Both tamoxifen and anastrozole block estrogen, but in different ways. Tamoxifen blocks the estrogen receptor in cancer cells, while anastrozole and other aromatase inhibitors block estrogen synthesis. Along with raloxifene, an osteoporosis treatment, tamoxifen is one of only two drugs approved in the United States to reduce the risk of breast cancer.
Tamoxifen can't block estrogen binding completely, but anastrozole significantly reduces local production of the hormone, said Cuzick. Importantly, anastrozole blocks the synthesis of only non-ovarian estrogen, explaining why it's most effective in postmenopausal women.
The ATAC trial also showed that anastrozole decreases bone density, increasing fracture risk. Therefore, all participants in the IBIS II study underwent bone-density scans at enrollment; those with very low bone density received a bisphosphonate, and those whose bone density wasn't low enough to warrant osteoporosis treatment were monitored and given a bisphosphonate as needed. With these precautionary measures, fracture risk was virtually eliminated, Cuzick said.
Moreover, the musculoskeletal aches typically associated with aromatase inhibitors were nearly equivalent—64% in the anastrozole arm compared with 58% in the placebo arm. According to Cuzick, this suggests that age—which was a median of 59 years at the time of enrollment—more than anastrozole, is the likely cause of these symptoms.
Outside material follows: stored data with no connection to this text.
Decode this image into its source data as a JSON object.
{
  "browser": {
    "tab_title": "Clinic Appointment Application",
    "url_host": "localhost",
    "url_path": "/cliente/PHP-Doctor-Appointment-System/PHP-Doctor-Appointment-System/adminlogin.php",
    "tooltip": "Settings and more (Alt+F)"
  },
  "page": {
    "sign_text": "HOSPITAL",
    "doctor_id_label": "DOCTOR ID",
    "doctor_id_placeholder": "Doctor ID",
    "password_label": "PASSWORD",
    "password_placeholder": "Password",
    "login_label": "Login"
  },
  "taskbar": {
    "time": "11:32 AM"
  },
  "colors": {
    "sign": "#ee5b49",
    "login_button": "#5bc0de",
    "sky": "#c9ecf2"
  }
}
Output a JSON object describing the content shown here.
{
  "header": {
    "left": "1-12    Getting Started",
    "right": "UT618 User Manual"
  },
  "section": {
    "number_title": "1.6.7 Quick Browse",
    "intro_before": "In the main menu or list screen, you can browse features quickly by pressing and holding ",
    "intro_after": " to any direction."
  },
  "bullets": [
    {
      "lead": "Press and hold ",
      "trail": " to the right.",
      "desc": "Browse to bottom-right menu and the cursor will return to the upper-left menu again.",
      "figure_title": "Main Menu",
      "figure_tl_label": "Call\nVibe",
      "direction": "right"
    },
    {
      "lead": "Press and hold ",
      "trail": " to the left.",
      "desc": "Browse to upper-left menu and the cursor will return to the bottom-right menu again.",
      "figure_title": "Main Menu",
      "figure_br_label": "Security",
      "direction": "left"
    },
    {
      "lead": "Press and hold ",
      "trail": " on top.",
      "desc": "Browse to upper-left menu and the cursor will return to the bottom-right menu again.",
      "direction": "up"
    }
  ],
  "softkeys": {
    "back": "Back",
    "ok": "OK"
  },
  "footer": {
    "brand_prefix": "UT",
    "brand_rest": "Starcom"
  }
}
Per Hall, PhD, a professor in biostatistics and epidemiology at the Karolinska Institute in Stockholm, Sweden, who was not associated with the study, agreed that anastrozole can safely reduce breast cancer risk in postmenopausal women.
Still, Hall emphasized that chemoprevention, a strategy pursued by only 10% to 15% of eligible women in the United States and Europe, faces widespread ambivalence. “Doctors aren't used to the concept of reducing cancer risk with medications, even though they have no problem treating patients with statins and calcium channel blockers for hypercholesterolemia and hypertension,” he said.